Etiology

Streptococcus pneumoniae (the pneumococcus) is the most common causative pathogen of CAP across a range of severities and patient ages.[8][9][10][11][12] However, other studies have found that influenza virus is the most common cause of CAP in adults.[5][13] In Europe and the US, S pneumoniae accounts for about 30% to 35% of cases.[9][14] The overall incidence rates of pneumococcal CAP in Europe were 68-7000 in 100,000.[15] Other bacterial causes include Haemophilus influenzae, Staphylococcus aureus, and Moraxella catarrhalis.

Atypical bacteria are also common causes, although they vary in frequency depending on the year and any epidemics.[12][16] The incidence of atypical pathogens in CAP is approximately 22% globally, but this varies with location.[17] The most commonly reported atypical bacteria are Mycoplasma pneumoniae, Chlamydophila pneumoniae, and Legionella pneumophila. M pneumoniae accounts for up to 37% of CAP patients treated as outpatients and 10% of patients who are hospitalized.[9][18]C pneumoniae accounts for 5% to 15% of cases of CAP,[19] and L pneumophila (especially serogroup 1) accounts for 2% to 6% of CAP in immunocompetent patients.[20] A systematic review found that Chlamydia psittaci was the causative organism in 1% of patients.[21] However, a Dutch study identified C psittaci by polymerase chain reaction (PCR) of sputum (when available) as a cause of CAP in 4.8% of cases.[22]

Approximately 6% of cases are due to PES pathogens (Pseudomonas aeruginosa, extended-spectrum beta-lactamase Enterobacteriaceae, and methicillin-resistant S aureus [MRSA]). Of these organisms, P aeruginosa and MRSA are the most frequently reported.[23][24]

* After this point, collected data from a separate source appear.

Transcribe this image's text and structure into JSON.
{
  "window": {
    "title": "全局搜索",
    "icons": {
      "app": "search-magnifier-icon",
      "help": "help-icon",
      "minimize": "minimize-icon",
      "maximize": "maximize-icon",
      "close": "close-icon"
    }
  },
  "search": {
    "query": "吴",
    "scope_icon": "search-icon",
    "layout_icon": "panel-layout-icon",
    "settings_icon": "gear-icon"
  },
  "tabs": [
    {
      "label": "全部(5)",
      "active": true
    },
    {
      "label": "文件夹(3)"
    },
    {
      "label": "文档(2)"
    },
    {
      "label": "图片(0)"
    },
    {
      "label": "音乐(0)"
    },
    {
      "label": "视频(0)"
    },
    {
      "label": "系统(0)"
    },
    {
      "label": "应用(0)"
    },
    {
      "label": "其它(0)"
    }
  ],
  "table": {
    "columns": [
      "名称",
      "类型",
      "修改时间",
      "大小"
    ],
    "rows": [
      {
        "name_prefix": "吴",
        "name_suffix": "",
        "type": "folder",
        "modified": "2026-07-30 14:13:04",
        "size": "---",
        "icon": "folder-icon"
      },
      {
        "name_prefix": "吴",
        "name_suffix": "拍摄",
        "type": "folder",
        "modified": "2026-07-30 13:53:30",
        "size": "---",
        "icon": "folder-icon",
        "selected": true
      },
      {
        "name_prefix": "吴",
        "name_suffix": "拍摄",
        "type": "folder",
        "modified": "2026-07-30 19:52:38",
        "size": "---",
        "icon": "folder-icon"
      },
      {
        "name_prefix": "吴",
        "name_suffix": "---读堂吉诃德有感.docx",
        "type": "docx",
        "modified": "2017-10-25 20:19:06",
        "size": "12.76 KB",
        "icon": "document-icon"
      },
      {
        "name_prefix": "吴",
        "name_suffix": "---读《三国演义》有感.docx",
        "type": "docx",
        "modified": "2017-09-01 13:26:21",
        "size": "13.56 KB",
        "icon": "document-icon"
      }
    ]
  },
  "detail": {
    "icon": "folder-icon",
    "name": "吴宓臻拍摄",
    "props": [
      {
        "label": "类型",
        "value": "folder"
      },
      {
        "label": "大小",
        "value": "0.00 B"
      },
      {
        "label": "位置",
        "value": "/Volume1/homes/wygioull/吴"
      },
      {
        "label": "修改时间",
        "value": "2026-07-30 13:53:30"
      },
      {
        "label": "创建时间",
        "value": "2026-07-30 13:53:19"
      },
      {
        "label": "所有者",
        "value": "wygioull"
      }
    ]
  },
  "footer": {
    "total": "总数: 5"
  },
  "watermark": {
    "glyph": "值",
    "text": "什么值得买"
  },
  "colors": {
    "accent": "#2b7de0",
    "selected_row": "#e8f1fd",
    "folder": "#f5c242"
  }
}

Respiratory viruses are reported in about 10% to 30% of immunocompetent adults hospitalized with CAP.[9][25][26][27] Influenza virus A/B, respiratory syncytial virus, adenovirus, rhinovirus, and parainfluenza virus are the most common viral causes of CAP in immunocompetent adults. Viral sepsis has been reported in 3% of all patients admitted to the emergency department with a diagnosis of CAP, 19% of all patients with CAP who are admitted to the intensive care unit, and 61% of those with a diagnosis of viral CAP. Males and older patients (age ≥65 years) are at an increased risk for viral sepsis.[28] Newer pathogens reported to cause CAP include metapneumovirus and coronaviruses.[29] Detection of viral causes is increasing because of the use of PCR.

Polymicrobial etiology in CAP varies from 5.7% to 13.0%, depending on the population and the microbiological diagnostic test used.[9][26][30]

Pathophysiology

Pneumonia develops subsequent to the invasion and overgrowth of a pathogenic microorganism in the lung parenchyma, which overwhelms host defenses and produces intra-alveolar exudates.[31]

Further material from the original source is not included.